ALEXA GOT OUT of her department-issue Crown Victoria in front of Mark Shephard's house, where Shane was waiting. 'I really don't have time for this,' she said. 'I'm trying to get the budget stuff finished and take over down there.' She was dressed in a tan skirt and green blouse. Her lustrous black hair was pulled back, clipped with a barrette glinting in the late-afternoon sunshine.

He was standing by his Acura, which was parked nearby. In the backseat, jumping around with boundless enthusiasm, was Officer Krupkee, a one-year-old German shepherd he'd just borrowed from the West Valley Drug Enforcement Team. He let the dog out of the back of the car, took his leash, and led him toward the driveway.

'We need to go through the house. You need to be here,' he said, ducking under the yellow crime-scene tape, which was still strung up, moving around to the back door so the neighbors couldn't watch him break in. He was walking ahead of Alexa so she couldn't stop him.

He was already on the porch, lock pick out, when she finally caught up to him. Officer Krupkee was jumping around, barking and sniffing wildly.

'What's this about? Is that a drug-enforcement dog?' Alexa's questions were apprehensive.

'Meet Officer Krupkee, West Valley Canine Hall of Fame.
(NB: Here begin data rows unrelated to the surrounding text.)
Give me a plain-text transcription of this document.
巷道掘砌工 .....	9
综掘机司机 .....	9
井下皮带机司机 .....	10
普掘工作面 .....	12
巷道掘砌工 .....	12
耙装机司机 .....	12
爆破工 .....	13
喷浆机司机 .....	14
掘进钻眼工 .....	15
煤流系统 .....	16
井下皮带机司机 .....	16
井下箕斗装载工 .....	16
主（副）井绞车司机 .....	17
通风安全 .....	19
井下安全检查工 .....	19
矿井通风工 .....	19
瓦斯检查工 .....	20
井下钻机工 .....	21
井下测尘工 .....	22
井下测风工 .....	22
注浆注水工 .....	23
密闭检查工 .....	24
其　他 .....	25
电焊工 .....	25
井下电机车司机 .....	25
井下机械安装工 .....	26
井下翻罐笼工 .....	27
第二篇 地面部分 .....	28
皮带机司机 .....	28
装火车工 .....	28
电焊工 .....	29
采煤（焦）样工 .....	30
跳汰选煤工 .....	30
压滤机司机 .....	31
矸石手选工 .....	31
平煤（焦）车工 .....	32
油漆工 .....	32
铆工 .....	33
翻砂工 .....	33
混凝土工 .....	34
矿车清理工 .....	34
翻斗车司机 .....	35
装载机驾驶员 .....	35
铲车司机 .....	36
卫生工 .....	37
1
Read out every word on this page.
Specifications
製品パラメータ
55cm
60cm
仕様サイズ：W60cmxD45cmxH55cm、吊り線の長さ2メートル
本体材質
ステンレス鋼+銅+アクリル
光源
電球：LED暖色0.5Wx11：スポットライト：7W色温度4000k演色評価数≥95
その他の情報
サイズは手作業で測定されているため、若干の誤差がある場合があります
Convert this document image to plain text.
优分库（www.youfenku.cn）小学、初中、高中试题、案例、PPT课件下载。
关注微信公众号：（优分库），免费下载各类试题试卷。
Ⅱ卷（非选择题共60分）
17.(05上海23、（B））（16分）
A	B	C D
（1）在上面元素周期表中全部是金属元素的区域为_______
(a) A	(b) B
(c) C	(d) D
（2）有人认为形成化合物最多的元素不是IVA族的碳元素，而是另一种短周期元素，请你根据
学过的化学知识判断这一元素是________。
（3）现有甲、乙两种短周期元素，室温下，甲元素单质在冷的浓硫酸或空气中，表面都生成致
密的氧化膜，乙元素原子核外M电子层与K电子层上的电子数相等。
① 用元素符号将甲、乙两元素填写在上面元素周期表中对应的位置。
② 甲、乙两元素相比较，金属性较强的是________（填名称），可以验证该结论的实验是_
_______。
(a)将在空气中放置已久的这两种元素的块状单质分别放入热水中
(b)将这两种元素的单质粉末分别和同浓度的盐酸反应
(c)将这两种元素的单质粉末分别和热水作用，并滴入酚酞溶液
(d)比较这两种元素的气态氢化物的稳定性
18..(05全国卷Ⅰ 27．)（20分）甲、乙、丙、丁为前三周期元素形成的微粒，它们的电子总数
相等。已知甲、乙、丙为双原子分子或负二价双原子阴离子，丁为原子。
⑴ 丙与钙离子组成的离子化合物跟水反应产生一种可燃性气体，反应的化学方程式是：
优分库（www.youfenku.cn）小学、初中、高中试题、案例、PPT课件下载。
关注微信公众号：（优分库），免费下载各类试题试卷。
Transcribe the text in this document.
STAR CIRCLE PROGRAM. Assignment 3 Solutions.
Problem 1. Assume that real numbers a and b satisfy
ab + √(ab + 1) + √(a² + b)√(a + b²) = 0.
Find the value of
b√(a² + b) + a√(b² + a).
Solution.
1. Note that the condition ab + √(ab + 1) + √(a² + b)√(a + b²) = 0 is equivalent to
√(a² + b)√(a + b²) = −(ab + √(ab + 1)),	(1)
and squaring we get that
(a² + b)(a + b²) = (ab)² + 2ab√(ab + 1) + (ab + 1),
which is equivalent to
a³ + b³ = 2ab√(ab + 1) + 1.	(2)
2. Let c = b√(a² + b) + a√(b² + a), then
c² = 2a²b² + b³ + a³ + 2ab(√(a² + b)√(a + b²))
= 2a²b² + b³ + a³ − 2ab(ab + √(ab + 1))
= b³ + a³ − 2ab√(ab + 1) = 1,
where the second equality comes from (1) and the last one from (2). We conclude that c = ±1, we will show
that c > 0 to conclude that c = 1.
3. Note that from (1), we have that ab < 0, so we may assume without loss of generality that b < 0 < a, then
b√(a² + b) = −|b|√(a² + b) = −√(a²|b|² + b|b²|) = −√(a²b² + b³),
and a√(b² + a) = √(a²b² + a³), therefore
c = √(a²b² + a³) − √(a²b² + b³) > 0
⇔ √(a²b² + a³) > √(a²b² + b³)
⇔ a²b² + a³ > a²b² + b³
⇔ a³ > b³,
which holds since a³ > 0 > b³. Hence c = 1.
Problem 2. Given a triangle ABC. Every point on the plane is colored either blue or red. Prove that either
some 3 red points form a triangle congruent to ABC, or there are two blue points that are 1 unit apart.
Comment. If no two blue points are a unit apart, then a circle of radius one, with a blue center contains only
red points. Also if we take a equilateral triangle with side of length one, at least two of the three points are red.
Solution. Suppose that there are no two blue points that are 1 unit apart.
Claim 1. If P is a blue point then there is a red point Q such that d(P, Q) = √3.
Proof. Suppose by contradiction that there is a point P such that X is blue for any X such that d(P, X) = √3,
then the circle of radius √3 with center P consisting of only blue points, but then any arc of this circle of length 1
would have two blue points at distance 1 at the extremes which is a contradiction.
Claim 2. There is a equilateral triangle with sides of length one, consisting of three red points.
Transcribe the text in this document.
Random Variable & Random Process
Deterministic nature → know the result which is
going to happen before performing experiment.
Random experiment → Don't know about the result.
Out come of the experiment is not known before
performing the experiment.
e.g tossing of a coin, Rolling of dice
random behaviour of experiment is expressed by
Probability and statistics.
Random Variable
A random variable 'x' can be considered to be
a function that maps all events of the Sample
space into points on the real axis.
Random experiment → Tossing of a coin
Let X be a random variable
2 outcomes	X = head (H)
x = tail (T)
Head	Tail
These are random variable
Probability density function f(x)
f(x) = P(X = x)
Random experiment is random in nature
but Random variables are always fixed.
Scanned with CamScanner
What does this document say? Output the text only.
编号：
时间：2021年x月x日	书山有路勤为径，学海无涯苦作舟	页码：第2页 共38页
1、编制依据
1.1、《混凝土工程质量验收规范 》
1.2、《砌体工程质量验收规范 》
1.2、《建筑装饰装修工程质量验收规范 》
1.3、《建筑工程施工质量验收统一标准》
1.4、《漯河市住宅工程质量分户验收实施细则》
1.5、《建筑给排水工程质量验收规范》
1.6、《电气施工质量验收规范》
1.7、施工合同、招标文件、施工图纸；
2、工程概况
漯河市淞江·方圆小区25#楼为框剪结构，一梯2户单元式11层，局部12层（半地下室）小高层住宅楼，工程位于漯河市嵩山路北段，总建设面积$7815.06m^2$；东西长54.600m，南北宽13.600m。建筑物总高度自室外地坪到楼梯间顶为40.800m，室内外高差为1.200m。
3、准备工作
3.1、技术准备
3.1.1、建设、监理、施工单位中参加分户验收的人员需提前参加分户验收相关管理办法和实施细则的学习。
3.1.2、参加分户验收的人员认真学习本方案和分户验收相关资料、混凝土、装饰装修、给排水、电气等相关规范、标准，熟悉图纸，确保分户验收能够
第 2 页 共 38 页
He's discovered more drugs than Dow Chemical.'

'Shane,' she said ominously, 'why are we bringing a drug dog into Mark's house?'

'You remember the Vikings, that old Sheriffs Department club, or whatever it was?'

'Yeah, sure. Guys who had tattoos on their ankles and held court in the street.'

'I went to Commander Shephard's autopsy. He has one of those on his ankle.'

'Not when I was dating him.'

'Then it's more recent than that,' Shane answered stiffly.

He pulled the photo he took at the autopsy out of his jacket and gave it to her. He'd had it developed at a Photo-Mat an hour earlier.

She gave it a quick glance, then handed it back without comment.

He stuffed it away and began feeding his picks into the back-door lock. He finally got them in, but his hands were sweating. When he tried to turn the lock, his fingers slipped, or maybe it was Officer Krupkee tugging and jumping in circles at the end of his leash; whatever the reason, the picks fell out of the lock onto the wooden porch. Shane bent down to retrieve them and started over again.

'What's the second thing?' she asked as he went back to work on the dead bolt.

'He had marijuana in his bloodstream,' Shane said, avoiding eye contact while working on the door.

'Mark didn't do drugs.'

'Go tell the ME.'

She was silent, considering this. Then: 'So, now we're over here with a DED to do what?'

'Alexa, I know this isn't going to go down well between us, and I really do regret it, but I think it's possible Mark Shephard knew Jody wasn't in that urn on Lauren's mantel, and that's why Shephard is dead. I think Jody's undercover unit may be going bad, and I think it's possible Mark knew what Jody was doing-maybe tried to stop it.'

'Think, think, think… Isn't Shane a thinking policeman? Of course, a little evidence would sure be nice.'

'And you can stow the sarcasm, okay? I'm not trying to run down the memory of your friend.'

She was pissed; he could see it even in her sharp movements.